While the decision caught many by surprise, economist David Rosenberg said the writing was on the wall as early as Sept. 4.

“If you didn’t think the Fed would go 50 today, you didn’t read the latest Beige Book,” Rosenberg wrote.

Rosenberg was referring to the latest Beige Book publication, which provides a summary of economic activity across the Fed’s 12 districts.

The latest Beige Book report showed that economic output had stagnated or declined in nine of the Fed’s 12 districts. In other words, “We are up to three-quarters of the economy either stagnating or contracting,” said Rosenberg.

Economists at Bank of America said an oversized rate cut would come as a surprise, but not in a negative way.

“The Fed typically only surprises the market in a dovish direction,” the strategists said in a note before Wednesday’s announcement.

“The Fed generally likes hawkish signals to be well telegraphed so as to not surprisingly tighten financial conditions,” they wrote.

In other words, policymakers are only comfortable with larger moves when they’re cutting interest rates, not raising them.

Bloomberg economist Anna Wong said the direction of fed fund futures prices before Wednesday’s decision all but confirmed the central bank’s plan for an aggressive cut.

“If these odds continue to swing in favor of 50 [basis points] on Monday and the gap opens up [...] I think we have an answer,” she wrote in reference to the CME FedWatch Tool, which showed a growing probability of a 0.5% reduction.

Stepping in before it’s too late

In a press conference following the FOMC meeting, Fed Chair Jerome Powell said he believed the economy was in good shape and that the rate cut was “designed to keep it there.”

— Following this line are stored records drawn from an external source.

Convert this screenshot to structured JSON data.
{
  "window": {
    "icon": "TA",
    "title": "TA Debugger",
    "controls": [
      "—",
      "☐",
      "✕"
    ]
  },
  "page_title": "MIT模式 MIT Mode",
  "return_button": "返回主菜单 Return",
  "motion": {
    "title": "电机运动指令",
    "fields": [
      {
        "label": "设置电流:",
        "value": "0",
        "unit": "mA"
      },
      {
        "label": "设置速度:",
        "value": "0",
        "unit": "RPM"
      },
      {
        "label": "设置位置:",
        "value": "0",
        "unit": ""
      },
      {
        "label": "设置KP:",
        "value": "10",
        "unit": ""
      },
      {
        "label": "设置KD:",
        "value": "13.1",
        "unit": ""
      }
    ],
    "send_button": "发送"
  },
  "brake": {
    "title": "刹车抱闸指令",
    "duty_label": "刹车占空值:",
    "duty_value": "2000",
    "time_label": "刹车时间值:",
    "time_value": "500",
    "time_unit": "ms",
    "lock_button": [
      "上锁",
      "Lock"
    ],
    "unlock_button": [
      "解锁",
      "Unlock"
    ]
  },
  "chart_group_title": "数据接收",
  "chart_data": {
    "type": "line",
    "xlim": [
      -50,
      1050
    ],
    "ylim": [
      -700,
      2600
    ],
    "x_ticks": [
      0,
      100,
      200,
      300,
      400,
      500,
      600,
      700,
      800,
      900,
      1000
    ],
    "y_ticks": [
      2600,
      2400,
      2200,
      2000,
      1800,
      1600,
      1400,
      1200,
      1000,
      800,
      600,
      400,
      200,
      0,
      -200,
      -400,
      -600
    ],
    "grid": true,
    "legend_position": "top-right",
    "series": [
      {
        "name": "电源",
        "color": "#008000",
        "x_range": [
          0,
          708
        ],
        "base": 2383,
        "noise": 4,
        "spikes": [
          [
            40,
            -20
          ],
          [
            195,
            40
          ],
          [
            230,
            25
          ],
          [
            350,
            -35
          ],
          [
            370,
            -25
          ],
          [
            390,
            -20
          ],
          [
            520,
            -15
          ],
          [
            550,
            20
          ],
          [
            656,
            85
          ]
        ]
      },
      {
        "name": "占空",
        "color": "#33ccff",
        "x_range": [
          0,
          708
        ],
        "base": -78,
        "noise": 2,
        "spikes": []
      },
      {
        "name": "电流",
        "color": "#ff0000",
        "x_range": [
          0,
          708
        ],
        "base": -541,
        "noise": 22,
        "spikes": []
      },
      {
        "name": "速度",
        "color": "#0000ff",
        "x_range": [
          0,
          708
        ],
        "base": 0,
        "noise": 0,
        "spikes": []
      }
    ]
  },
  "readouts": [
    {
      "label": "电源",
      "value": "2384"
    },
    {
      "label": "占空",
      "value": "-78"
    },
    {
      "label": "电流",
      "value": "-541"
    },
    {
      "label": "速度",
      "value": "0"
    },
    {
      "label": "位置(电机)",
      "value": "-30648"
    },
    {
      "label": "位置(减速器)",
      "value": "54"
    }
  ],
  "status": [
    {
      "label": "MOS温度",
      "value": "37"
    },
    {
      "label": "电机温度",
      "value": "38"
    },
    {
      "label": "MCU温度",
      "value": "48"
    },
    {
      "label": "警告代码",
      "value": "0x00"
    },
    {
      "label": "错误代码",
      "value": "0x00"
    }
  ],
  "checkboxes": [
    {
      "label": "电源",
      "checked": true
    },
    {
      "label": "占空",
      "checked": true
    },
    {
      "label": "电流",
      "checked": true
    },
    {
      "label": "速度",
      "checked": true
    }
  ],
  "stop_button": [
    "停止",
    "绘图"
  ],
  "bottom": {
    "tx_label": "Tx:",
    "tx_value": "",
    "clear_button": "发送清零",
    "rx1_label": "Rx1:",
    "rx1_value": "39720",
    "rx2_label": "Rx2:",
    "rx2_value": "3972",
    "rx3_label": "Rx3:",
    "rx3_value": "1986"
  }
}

He also cautioned investors against expecting larger rate cuts in the future.

“I do not think that anyone should look at this and say, ‘Oh, this is the new pace,’” said Powell.

Although the U.S. economy continues to grow at a steady pace, concerning trends have emerged in recent months.

Hiring has slowed significantly from its post-pandemic peak, unemployment is considerably higher than it was at the start of the year, and more businesses report weakening consumer spending.

Some of the country’s largest lenders have also warned that more lower-income households are sliding into delinquency on their credit card and auto loans.

Meanwhile, some economists have argued that the Fed’s policies have contributed to Americans’ financial misery, so it could take a while before rate cuts work their magic.

For example, Nobel Prize-winning economist Joseph Stiglitz recently complained that the federal funds rate is much higher than it should be. Rather than fix inflation, this policy made inflation much worse because it prevented housing prices from coming down.